元自民党参院議員で弁護士の元榮(もとえ)太一郎氏(47)が14日、フジテレビ系「めざまし8」(月~金曜午前8時)に出演。「私人逮捕系」YouTuberとして活動している煉獄コロアキ(れんごく・ころあき)こと杉田一明容疑者(40)が名誉毀損(きそん)の疑いで逮捕された件について「自分の利益のためにやっていることを私人逮捕と認めていいかどうかというのは、けっこう疑問と思われる」と私人逮捕の拡大解釈に疑問符を付けた。
メインキャスターの俳優谷原章介(51)から「私人逮捕を行える基準はどういうことなんでしょう?」との質問に元榮氏は「現行犯に対しては、誰でも逮捕できるというものです。非常にシンプルな規定になっています」と簡潔に答えた。

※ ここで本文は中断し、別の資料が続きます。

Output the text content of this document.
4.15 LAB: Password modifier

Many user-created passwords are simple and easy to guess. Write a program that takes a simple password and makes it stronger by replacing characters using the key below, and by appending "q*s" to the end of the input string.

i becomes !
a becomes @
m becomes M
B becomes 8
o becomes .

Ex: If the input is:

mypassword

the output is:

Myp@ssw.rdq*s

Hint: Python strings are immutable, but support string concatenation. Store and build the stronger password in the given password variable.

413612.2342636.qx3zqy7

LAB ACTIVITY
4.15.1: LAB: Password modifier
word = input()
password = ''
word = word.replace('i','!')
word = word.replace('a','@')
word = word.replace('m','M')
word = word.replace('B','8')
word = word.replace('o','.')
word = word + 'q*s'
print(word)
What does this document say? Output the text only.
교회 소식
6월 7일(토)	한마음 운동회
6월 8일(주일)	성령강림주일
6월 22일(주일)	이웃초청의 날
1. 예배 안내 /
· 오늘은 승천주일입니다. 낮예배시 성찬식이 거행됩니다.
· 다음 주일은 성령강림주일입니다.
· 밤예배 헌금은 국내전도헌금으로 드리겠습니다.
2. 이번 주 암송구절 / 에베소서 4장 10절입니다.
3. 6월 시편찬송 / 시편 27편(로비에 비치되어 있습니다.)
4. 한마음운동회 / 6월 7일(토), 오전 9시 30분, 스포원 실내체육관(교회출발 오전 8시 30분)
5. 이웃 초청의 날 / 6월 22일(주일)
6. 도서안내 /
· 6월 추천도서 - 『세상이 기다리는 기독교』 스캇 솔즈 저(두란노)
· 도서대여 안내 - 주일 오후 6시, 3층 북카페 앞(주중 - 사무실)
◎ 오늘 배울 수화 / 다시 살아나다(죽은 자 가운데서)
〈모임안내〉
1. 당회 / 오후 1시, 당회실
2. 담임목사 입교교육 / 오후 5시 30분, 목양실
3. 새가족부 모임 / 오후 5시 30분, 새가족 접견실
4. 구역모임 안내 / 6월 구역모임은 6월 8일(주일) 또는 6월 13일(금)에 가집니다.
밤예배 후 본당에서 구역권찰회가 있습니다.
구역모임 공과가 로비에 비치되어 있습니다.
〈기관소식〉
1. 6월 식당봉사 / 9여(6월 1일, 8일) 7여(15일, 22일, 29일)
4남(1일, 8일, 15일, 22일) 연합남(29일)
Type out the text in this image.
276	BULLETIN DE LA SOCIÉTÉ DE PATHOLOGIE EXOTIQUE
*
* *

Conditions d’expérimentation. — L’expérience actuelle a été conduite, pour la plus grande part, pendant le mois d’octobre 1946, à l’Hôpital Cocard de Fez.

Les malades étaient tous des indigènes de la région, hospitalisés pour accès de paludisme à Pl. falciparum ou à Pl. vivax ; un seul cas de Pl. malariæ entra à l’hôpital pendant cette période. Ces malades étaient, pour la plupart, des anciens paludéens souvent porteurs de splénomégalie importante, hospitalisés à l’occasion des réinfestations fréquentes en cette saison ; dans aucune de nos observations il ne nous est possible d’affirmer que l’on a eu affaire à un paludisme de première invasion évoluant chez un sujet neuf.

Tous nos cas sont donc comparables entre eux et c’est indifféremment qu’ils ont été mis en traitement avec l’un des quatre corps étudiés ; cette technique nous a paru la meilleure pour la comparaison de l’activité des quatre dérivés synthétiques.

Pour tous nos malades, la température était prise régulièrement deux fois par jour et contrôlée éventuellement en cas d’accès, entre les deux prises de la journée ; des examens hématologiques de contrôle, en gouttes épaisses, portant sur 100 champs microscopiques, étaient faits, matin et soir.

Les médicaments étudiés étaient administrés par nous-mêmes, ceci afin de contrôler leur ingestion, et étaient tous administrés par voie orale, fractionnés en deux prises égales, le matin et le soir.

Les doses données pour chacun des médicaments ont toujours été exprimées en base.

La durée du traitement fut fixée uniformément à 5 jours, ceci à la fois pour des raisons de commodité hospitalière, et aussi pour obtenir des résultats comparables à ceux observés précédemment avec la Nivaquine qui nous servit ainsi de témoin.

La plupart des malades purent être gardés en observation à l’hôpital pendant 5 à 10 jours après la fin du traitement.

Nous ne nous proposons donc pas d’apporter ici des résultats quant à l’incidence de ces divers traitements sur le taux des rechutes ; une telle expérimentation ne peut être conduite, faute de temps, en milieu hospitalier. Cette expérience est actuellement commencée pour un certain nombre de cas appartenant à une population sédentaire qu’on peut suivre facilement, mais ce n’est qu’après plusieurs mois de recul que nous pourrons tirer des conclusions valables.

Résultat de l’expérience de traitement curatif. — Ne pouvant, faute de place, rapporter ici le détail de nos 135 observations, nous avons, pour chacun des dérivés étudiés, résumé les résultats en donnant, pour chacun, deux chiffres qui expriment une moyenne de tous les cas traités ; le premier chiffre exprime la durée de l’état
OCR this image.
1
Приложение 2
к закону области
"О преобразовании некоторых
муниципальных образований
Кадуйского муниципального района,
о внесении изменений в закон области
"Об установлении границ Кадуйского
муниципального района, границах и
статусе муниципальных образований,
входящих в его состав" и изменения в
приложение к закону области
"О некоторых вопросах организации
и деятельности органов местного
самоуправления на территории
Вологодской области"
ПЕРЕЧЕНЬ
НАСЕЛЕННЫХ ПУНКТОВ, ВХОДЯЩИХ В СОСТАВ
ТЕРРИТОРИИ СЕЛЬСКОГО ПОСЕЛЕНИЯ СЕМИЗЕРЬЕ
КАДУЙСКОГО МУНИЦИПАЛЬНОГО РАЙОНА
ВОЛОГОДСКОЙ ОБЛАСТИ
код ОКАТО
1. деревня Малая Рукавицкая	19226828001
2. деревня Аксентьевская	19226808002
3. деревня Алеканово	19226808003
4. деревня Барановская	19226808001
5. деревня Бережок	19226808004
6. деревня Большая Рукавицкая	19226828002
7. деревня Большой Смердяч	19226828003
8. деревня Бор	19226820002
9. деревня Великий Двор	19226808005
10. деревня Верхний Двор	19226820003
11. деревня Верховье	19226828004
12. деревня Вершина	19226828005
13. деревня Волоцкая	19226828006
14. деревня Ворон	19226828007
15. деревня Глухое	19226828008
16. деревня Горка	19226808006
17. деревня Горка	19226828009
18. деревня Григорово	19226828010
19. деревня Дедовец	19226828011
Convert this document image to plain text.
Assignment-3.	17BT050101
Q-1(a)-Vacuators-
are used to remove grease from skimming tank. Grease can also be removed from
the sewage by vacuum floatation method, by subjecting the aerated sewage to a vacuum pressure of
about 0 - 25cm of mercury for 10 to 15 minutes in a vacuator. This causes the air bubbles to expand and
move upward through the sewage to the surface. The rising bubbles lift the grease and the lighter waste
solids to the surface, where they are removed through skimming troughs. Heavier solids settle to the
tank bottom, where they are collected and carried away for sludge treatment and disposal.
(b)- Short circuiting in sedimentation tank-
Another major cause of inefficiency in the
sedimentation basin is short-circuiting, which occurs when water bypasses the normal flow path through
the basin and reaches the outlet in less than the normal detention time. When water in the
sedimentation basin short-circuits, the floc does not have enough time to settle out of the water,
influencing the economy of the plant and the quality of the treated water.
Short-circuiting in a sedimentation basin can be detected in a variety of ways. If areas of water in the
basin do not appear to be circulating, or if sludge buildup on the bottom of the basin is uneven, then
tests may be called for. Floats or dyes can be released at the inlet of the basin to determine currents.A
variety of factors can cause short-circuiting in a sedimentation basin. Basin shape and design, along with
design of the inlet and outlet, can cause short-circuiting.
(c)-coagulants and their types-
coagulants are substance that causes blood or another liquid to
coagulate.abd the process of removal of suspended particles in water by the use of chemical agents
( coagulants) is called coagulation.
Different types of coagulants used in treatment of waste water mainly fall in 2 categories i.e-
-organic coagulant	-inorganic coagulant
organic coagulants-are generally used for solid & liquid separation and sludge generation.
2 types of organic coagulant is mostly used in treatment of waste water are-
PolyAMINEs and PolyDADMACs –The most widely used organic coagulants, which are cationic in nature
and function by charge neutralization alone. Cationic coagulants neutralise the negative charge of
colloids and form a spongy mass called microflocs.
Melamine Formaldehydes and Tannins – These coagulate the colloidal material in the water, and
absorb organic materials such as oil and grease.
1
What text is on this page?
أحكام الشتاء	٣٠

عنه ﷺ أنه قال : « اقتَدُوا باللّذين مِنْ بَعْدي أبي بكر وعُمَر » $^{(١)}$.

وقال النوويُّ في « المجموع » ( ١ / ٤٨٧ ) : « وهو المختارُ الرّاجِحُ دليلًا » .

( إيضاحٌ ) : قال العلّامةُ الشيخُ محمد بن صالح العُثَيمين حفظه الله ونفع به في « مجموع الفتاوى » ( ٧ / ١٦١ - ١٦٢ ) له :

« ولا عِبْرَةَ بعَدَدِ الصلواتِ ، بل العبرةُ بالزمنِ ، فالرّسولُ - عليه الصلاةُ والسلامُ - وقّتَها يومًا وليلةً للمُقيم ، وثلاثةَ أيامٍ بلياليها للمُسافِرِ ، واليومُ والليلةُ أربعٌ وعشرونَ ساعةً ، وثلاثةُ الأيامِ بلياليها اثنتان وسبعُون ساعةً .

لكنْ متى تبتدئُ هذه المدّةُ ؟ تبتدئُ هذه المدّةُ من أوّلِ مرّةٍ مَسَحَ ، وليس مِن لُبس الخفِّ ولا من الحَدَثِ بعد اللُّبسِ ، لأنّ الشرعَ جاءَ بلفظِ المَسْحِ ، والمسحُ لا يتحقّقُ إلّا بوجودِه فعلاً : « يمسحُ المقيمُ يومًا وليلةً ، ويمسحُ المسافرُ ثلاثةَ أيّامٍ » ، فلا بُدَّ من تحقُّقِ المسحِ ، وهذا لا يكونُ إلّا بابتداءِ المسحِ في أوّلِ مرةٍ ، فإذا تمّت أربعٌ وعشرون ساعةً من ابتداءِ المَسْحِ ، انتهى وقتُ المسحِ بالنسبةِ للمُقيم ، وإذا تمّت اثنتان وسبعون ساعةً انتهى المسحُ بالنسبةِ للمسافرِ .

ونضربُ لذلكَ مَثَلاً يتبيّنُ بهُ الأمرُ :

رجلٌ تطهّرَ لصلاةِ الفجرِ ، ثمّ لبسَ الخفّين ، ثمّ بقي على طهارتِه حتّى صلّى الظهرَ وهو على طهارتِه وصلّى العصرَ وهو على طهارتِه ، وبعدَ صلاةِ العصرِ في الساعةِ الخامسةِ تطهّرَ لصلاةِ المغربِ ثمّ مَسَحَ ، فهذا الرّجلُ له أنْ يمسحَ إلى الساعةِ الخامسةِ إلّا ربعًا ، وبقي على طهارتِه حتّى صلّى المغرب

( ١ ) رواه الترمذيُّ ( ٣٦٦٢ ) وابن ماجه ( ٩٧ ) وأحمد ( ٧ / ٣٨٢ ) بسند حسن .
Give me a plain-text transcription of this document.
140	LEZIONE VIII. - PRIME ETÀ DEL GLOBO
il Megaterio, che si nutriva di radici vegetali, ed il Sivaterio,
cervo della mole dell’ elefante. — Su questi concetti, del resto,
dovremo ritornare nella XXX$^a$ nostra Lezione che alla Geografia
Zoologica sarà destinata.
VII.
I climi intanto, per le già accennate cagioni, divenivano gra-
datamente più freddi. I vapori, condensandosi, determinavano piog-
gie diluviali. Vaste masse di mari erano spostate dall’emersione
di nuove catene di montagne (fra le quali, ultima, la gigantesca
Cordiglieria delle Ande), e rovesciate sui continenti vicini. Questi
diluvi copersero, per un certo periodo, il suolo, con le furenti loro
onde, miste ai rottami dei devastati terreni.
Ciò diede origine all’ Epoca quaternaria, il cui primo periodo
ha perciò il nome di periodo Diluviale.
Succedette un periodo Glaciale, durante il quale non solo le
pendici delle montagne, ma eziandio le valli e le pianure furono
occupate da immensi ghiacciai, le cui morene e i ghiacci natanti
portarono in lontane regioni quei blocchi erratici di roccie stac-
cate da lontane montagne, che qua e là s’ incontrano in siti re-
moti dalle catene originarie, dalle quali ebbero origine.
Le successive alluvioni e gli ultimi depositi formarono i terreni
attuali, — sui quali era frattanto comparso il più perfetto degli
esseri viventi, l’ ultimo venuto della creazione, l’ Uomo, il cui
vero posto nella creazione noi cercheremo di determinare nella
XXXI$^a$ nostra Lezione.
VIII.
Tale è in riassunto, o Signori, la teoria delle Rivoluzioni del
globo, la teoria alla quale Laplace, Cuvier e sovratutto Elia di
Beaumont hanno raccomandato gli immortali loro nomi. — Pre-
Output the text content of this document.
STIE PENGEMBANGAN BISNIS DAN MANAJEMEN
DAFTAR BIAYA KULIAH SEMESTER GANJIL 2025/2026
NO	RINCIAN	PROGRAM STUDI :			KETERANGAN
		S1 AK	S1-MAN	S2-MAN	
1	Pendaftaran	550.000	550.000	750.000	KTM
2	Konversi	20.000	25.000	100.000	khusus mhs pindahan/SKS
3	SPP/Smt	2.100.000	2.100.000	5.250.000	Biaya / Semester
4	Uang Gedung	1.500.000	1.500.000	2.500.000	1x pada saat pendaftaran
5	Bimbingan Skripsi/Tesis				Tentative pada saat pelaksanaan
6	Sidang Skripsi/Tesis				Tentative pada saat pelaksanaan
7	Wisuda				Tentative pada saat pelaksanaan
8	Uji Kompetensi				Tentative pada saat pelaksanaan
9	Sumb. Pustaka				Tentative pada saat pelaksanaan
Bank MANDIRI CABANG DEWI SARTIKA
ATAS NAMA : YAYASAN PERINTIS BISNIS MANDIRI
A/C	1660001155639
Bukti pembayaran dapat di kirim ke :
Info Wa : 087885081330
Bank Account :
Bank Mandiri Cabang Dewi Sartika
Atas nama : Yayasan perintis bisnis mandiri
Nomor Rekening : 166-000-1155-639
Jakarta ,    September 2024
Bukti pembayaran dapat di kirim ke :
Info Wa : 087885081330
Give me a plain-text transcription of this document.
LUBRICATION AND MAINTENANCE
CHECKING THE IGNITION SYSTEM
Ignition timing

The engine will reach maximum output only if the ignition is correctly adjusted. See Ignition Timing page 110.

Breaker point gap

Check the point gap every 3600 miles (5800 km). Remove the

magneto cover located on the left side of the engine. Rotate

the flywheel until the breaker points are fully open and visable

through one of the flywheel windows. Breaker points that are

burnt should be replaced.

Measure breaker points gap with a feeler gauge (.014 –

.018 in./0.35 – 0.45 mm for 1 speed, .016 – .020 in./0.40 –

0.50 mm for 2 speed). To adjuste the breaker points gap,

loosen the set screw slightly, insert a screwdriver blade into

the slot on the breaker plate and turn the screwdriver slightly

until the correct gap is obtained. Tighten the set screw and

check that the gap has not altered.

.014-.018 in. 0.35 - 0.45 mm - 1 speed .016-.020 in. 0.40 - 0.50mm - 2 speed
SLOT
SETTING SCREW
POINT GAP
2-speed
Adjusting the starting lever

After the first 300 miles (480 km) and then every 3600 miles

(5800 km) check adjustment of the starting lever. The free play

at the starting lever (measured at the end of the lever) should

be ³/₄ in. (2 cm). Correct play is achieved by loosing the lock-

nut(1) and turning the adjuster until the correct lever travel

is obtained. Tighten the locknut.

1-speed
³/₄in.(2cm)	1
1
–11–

具体的な例として「たといえば犯行現場において、痴漢をしたという場合、(その行為を)現認していれば誰でも逮捕はできますし、被害者が『あの人痴漢でーす、誰か捕まえてくださーい』とずっと追いかけている現場の場合も逮捕することができる」と解説した。
また、私人逮捕の意義として「治安維持の観点から、警察じゃなくても、逮捕状がなくても逮捕はできるということです」と一般人の正義が成り立つことを説明した。
今回の逮捕に関しては「(動画などの)再生回数をかせぐために私人逮捕ができることを利用してということは想定されていない」として「(罪を犯した)犯人であれば捕まえた様子の動画を公開することはできて名誉毀損(きそん)にはあたらないが、自分の再生回数を稼ぐためだけ、自分の利益の方が前面にでるのであれば(私人逮捕が)適用されない場合もあるので、何でも認められるわけではないことには注意した方がいい」と利益誘導型の私人逮捕の危険性について強調した。